Se recuarmos pouco mais de um ano, a Dessa Carne Lassa do Mundo, peça inspirada em Romeu e Julieta de Shakespeare, os amores trágicos continuam a inspirar o teatro coreográfico e imagético de Daniel Gorjão. Agora, o cofundador do Teatro do Vão parte para outro clássico, Menina Júlia de Strindberg, fazendo de Jean, o criado, e de Júlia, a jovem aristocrata, instrumentos que permitam “olhar para o fundo de nós.”

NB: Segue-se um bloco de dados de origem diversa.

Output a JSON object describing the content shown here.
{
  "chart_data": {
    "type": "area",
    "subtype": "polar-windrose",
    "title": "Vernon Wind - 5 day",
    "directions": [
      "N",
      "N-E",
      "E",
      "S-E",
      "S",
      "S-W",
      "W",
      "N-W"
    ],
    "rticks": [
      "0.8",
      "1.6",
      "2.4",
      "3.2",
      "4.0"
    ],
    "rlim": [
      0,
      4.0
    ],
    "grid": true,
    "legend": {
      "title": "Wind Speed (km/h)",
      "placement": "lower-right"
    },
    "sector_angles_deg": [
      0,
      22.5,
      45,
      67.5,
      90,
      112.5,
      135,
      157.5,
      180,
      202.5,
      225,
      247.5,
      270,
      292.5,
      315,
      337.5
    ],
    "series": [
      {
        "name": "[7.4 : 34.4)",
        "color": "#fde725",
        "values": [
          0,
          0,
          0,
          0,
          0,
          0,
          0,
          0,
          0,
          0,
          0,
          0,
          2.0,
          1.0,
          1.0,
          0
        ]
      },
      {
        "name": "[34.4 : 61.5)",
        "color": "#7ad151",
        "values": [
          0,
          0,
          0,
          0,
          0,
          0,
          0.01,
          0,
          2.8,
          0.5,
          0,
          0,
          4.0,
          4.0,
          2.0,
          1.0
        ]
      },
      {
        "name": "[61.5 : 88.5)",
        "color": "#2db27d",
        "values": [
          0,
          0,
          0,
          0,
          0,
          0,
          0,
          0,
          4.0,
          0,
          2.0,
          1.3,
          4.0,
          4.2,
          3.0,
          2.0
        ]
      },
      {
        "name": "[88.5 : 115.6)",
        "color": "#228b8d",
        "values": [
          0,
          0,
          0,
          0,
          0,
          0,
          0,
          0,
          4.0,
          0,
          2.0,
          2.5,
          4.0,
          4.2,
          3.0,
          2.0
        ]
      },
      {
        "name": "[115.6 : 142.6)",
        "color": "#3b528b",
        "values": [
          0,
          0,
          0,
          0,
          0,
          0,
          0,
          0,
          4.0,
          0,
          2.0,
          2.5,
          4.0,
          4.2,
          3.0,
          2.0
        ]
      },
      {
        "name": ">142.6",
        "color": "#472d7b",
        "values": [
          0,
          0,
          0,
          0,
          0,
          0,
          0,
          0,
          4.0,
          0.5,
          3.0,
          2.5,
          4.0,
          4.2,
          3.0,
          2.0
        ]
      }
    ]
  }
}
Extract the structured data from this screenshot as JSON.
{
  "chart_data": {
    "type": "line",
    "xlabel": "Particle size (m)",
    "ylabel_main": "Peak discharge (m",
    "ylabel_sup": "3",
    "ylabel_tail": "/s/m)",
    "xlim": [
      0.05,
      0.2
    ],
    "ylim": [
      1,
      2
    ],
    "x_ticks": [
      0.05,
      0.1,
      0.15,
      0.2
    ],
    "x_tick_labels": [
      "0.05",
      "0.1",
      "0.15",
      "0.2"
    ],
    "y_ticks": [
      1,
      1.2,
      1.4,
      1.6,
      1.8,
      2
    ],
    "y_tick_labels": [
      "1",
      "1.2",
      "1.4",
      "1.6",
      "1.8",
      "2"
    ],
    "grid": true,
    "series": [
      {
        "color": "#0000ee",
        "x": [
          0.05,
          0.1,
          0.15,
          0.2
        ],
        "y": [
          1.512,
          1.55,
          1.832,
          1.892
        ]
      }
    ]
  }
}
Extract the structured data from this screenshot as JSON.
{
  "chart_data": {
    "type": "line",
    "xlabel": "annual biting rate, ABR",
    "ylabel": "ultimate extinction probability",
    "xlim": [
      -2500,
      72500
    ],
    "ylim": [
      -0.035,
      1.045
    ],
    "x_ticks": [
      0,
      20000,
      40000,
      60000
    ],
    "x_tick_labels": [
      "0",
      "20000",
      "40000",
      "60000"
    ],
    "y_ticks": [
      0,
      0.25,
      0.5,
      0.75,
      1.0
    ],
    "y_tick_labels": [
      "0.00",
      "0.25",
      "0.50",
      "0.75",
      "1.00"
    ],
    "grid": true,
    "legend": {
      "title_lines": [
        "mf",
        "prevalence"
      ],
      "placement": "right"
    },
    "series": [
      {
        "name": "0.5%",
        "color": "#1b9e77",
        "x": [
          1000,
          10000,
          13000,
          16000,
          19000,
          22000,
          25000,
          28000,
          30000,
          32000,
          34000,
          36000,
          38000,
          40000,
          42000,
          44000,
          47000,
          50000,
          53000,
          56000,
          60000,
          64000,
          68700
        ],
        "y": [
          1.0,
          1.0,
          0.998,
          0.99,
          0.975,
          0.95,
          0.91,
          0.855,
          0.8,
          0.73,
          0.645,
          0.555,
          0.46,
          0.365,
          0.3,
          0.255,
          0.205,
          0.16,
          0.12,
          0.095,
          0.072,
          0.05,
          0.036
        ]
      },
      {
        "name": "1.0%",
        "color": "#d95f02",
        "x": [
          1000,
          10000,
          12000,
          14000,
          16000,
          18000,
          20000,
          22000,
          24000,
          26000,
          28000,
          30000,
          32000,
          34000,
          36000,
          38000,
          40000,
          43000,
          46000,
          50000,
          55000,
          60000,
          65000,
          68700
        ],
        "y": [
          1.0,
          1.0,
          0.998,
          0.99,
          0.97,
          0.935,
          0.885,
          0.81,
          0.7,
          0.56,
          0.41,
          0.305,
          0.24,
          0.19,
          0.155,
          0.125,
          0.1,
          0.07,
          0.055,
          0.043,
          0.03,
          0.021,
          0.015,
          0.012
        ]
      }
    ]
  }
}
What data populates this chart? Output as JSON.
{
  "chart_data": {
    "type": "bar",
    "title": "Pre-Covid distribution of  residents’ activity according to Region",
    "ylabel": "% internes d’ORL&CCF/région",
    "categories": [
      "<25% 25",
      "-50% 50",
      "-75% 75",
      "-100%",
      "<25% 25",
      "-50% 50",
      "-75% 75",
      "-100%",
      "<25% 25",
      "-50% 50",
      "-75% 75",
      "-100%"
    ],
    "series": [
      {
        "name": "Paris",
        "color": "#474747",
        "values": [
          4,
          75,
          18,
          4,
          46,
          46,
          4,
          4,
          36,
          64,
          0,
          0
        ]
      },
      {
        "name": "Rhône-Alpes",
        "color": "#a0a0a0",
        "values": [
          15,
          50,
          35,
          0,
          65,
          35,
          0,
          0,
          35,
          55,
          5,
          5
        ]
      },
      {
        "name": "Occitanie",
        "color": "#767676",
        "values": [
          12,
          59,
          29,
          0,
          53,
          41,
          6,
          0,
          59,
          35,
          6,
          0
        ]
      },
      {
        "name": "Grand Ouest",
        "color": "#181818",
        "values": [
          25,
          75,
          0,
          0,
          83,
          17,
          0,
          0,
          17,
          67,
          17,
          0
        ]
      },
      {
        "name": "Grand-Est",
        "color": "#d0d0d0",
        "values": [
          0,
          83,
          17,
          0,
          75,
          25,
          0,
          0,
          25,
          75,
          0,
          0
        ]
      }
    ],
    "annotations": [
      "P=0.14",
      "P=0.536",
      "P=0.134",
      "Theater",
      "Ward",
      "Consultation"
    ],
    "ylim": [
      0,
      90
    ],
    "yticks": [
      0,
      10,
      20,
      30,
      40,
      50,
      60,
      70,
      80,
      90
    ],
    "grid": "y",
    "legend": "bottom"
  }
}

Ao colocar no epicentro do espetáculo as variantes do desejo que alimentam a relação entre os protagonistas, Gorjão optou por suprimir a terceira personagem do texto original (a criada). “Interessava-me que o enfoque estivesse apenas sobre Júlia e Jean, sublinhando o que os aproxima e os afasta, o que os faz amar e odiar, quase em simultâneo. Interessa-me mostrar o poder do desejo e o desejo de poder que existe em cada um deles, tal como em cada um de nós numa relação amorosa.”
Mas a obra-prima de Strindberg é rica em abordar outros contextos e conduzir a leituras sobre a ordem social e política da época, afinal, tão marcada pela luta de classes. Gorjão contorna-as, atenua-as através de uma dramaturgia apurada que, “sem mexer no texto, prefere sublinhar as perspetivas que o próprio Strindberg tinha do desejo amoroso.”
Cada espetador torna-se assim um voyeur que, por entre os arbustos do jardim, encontra os amantes num recanto. Eles dançam (é noite de São João!), eles amam-se, eles partilham confidências; mas também discutem, agridem-se, odeiam-se. Afinal, é de tudo isso que é feita a linguagem dos amantes.